I made a simple script to scraper threads.net using python and selenium. the script is just few lines long and it's easy to understand.

So what this script does?

first it will open edge browser(which you can change it to firefox or chrome). now you have to enter credentials to log into it. your browsing data and credentials will be stored in user_data which you can move around.

It scroll through threads's feed/hashtag/explore and It will store the src of every image it encounters so at the end we will have a links.txt file containing all the links to the images we have encountered.

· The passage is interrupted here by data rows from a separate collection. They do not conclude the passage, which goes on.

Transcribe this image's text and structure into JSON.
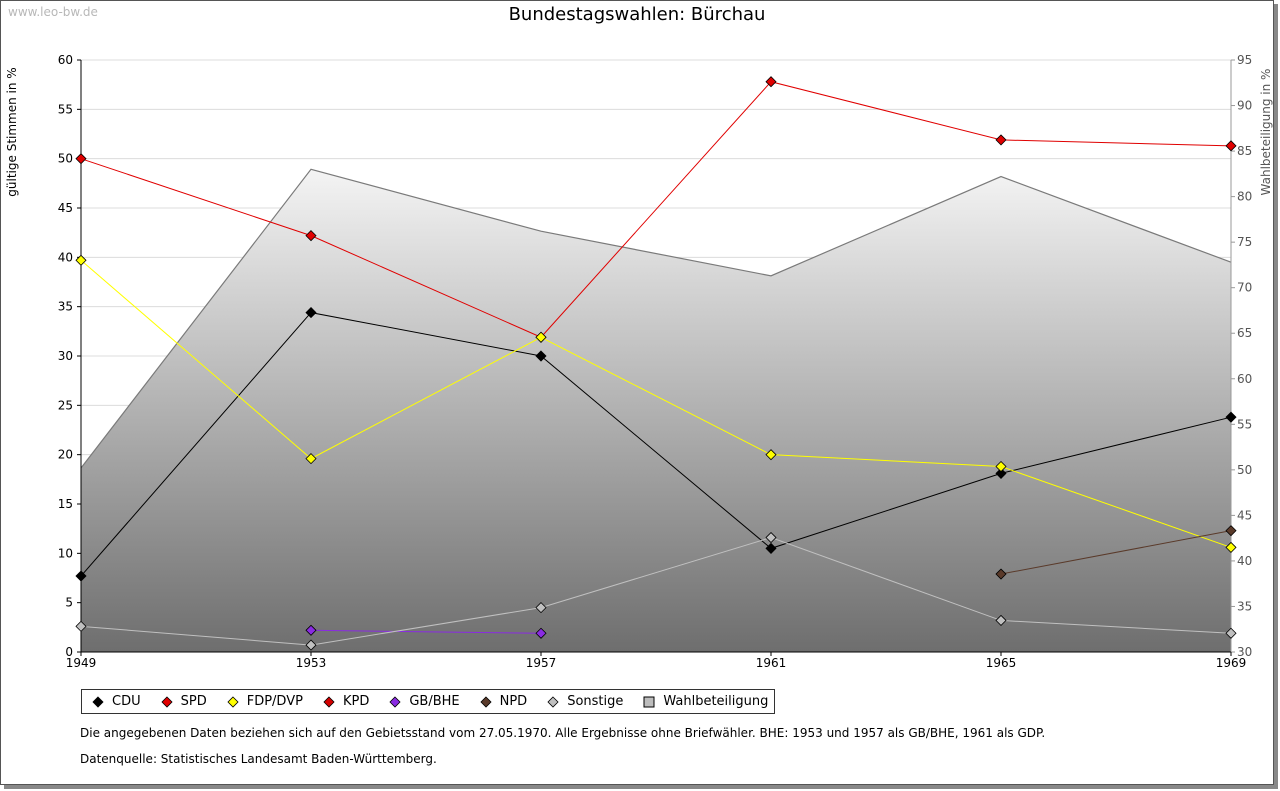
{
  "watermark": "www.leo-bw.de",
  "title": "Bundestagswahlen: Bürchau",
  "left_axis_title": "gültige Stimmen in %",
  "right_axis_title": "Wahlbeteiligung in %",
  "note": "Die angegebenen Daten beziehen sich auf den Gebietsstand vom 27.05.1970. Alle Ergebnisse ohne Briefwähler. BHE: 1953 und 1957 als GB/BHE, 1961 als GDP.",
  "source": "Datenquelle: Statistisches Landesamt Baden-Württemberg.",
  "chart_data": {
    "type": "line",
    "title": "Bundestagswahlen: Bürchau",
    "x": [
      1949,
      1953,
      1957,
      1961,
      1965,
      1969
    ],
    "xlabel": "",
    "ylabel": "gültige Stimmen in %",
    "ylim": [
      0,
      60
    ],
    "yticks": [
      0,
      5,
      10,
      15,
      20,
      25,
      30,
      35,
      40,
      45,
      50,
      55,
      60
    ],
    "y2label": "Wahlbeteiligung in %",
    "y2lim": [
      30,
      95
    ],
    "y2ticks": [
      30,
      35,
      40,
      45,
      50,
      55,
      60,
      65,
      70,
      75,
      80,
      85,
      90,
      95
    ],
    "grid": true,
    "legend_position": "bottom",
    "series": [
      {
        "name": "CDU",
        "color": "#000000",
        "values": [
          7.7,
          34.4,
          30.0,
          10.5,
          18.1,
          23.8
        ]
      },
      {
        "name": "SPD",
        "color": "#e00000",
        "values": [
          50.0,
          42.2,
          31.9,
          57.8,
          51.9,
          51.3
        ]
      },
      {
        "name": "FDP/DVP",
        "color": "#ffff00",
        "values": [
          39.7,
          19.6,
          31.9,
          20.0,
          18.8,
          10.6
        ]
      },
      {
        "name": "KPD",
        "color": "#d40000",
        "values": [
          null,
          null,
          null,
          null,
          null,
          null
        ]
      },
      {
        "name": "GB/BHE",
        "color": "#8a2be2",
        "values": [
          null,
          2.2,
          1.9,
          null,
          null,
          null
        ]
      },
      {
        "name": "NPD",
        "color": "#5a3a2a",
        "values": [
          null,
          null,
          null,
          null,
          7.9,
          12.3
        ]
      },
      {
        "name": "Sonstige",
        "color": "#c0c0c0",
        "values": [
          2.6,
          0.7,
          4.5,
          11.6,
          3.2,
          1.9
        ]
      }
    ],
    "area": {
      "name": "Wahlbeteiligung",
      "axis": "right",
      "values": [
        50.2,
        83.0,
        76.2,
        71.3,
        82.2,
        72.8
      ]
    }
  }
}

now we have links.txt and we can use the following command to download all the images from the links.txt

wget -i links.txt

the script:

from selenium import webdriver
from selenium.webdriver.common.by import By
from selenium.webdriver.edge.options import Options
import time

options = Options()
options.add_argument("--user-data-dir=user_data")

driver = webdriver.Edge(options=options)

driver.get('https://threads.net')

s = set()

input("Press any key to continue...")
for i in range(30):
    try:
        elements = driver.find_elements(By.XPATH, "//img")
        for e in elements:
            s.add(e.get_attribute("src"))
        driver.execute_script("window.scrollBy(0, 1000);")
        time.sleep(0.2)
    except:
        print("oopsie")

with open("links.txt", 'w') as f:
    links = list(s)
    for l in links:
        f.write(l+"\n")

driver.quit()

I hope it was usefull :D

Edit: here is a link to links.txt https://0x0.st/HGjx.txt

top 3 comments
sorted by: hot top controversial new old
[–] 1984@lemmy.today 4 points 9 months ago (1 children)

Ok so why do you want all images from threads.net?

[–] kionite231@lemmy.ca 2 points 9 months ago

Because this way I can download a lot of wallpaper and anime pictures :D

There are tons of anime and wallpaper on instagram.com.

you can use this script to scrape instagram too! just change the url in driver.get().

[–] conorm@feddit.uk 1 points 9 months ago

nice code, could you share the asm for all that?